Make C++ fail compilation on specific instantiation of template function

Question

I'm working on a project which has an template function as so:

template <class T> 
T foo<T>(T val) { return someFunc(val); }

template <>
bool foo<bool>(bool val) { return otherFunc(val); };

Now, I have a class Bar, which I don't want to accept as input. In fact, I want it to generate an easy to spot compile error. The problem is that if I do this:

template <>
Bar foo<Bar>(Bar val) { static_assert(false,"uh oh..."); }

It fails on every compile. I found https://stackoverflow.com/a/3926854/7673414, which says that I need to make reference to the template type, otherwise the static assert always takes place. The problem is I don't have a template type here. If I do:

template< typename T >
struct always_false { 
    enum { value = false };  
};

template <>
Bar foo<Bar>(Bar val) { static_assert(always_false<Bar>::value,"uh oh..."); }

then it also always fails compiling. Is there a way to ensure that an instantiation of the template with type Bar always causes a compile error?

Answer 1

Since foo is a complete specialization, it will always get compiled, and the static assert will always get called.

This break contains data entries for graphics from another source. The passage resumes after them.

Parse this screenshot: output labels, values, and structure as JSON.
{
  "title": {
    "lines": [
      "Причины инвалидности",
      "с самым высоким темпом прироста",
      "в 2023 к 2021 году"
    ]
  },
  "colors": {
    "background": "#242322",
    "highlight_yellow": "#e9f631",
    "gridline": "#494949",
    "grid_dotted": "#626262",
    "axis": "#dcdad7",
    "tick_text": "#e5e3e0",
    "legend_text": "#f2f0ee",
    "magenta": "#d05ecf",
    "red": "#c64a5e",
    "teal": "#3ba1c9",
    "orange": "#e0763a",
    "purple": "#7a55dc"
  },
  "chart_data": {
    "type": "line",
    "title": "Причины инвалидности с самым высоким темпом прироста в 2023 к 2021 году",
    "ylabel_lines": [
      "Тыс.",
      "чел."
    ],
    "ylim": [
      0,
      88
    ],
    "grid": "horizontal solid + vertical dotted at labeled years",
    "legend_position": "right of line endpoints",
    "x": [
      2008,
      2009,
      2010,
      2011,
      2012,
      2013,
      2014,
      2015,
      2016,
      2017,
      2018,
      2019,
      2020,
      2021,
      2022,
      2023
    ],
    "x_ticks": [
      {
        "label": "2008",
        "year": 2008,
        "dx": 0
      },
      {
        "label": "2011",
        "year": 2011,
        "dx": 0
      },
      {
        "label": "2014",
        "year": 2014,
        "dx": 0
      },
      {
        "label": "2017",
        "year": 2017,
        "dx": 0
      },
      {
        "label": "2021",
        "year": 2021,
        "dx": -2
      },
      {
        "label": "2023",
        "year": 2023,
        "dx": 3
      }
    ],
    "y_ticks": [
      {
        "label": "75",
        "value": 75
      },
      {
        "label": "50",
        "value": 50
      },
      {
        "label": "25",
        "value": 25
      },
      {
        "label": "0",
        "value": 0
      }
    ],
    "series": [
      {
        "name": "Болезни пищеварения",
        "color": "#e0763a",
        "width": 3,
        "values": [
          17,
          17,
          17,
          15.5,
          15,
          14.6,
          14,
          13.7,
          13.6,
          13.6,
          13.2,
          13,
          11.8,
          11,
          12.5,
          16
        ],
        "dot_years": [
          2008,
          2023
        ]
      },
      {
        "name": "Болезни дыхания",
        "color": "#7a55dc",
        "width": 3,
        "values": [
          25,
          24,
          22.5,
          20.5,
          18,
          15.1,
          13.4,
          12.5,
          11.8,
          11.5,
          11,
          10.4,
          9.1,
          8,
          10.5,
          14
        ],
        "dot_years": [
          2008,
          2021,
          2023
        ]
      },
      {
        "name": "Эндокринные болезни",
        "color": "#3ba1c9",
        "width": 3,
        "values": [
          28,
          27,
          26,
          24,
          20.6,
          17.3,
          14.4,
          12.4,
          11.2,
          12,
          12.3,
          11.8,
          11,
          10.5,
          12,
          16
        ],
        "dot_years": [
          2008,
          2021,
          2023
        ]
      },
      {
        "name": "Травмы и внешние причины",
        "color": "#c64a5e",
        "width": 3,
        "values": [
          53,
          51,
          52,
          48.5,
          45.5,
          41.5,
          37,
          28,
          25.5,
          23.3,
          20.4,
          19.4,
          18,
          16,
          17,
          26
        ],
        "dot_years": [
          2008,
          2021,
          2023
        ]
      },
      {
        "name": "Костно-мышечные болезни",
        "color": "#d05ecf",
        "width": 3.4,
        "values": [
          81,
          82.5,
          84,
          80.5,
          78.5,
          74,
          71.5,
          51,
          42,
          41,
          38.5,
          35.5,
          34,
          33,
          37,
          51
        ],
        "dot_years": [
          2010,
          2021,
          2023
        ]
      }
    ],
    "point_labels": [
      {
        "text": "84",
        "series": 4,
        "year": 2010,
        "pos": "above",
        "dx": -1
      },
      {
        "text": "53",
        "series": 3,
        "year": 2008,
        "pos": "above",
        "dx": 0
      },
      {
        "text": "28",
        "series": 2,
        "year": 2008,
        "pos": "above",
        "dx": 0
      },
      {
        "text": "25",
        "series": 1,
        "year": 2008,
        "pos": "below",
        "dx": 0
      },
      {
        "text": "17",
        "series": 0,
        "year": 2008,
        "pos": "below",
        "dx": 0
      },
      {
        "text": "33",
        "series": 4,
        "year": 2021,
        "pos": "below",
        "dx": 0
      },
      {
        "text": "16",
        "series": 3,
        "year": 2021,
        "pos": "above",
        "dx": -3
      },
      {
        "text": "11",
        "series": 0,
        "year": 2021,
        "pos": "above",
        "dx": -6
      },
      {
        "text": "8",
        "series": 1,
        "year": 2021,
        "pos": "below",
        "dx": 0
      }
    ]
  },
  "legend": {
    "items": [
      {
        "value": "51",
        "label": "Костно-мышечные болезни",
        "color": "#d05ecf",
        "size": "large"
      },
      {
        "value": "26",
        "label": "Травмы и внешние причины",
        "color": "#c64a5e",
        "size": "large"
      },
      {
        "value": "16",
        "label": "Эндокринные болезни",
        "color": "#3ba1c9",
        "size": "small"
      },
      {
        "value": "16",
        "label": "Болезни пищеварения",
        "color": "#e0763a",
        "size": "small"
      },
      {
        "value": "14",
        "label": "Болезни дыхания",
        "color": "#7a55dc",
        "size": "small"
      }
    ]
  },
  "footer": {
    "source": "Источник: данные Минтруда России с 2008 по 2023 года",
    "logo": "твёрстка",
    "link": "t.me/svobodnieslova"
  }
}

However, there’s an easier way:

template <>
Bar foo<Bar>(Bar val) = delete;

This will say that this specific version is deleted, and cannot be called.

Answer 2

Another way is enable the template (not specialized version) only if the type is different from Bar

template <class T> 
typename std::enable_if< ! std::is_same<T, Bar>::value, T>::type foo<T>(T val)
 { return someFunc(val); }

If you can use C++14, is can be simplified using std::enable_if_t

template <class T> 
std::enable_if_t< ! std::is_same<T, Bar>::value, T> foo<T>(T val)
 { return someFunc(val); }

Answer 3

You can use std::is_same to help with your requirement.

template <class T> 
T foo<T>(T val)
{
   // Make sure T is not Bar
   static_assert(std::is_same<T, Bar>::value == false, "uh oh...");
   return someFunc(val);
}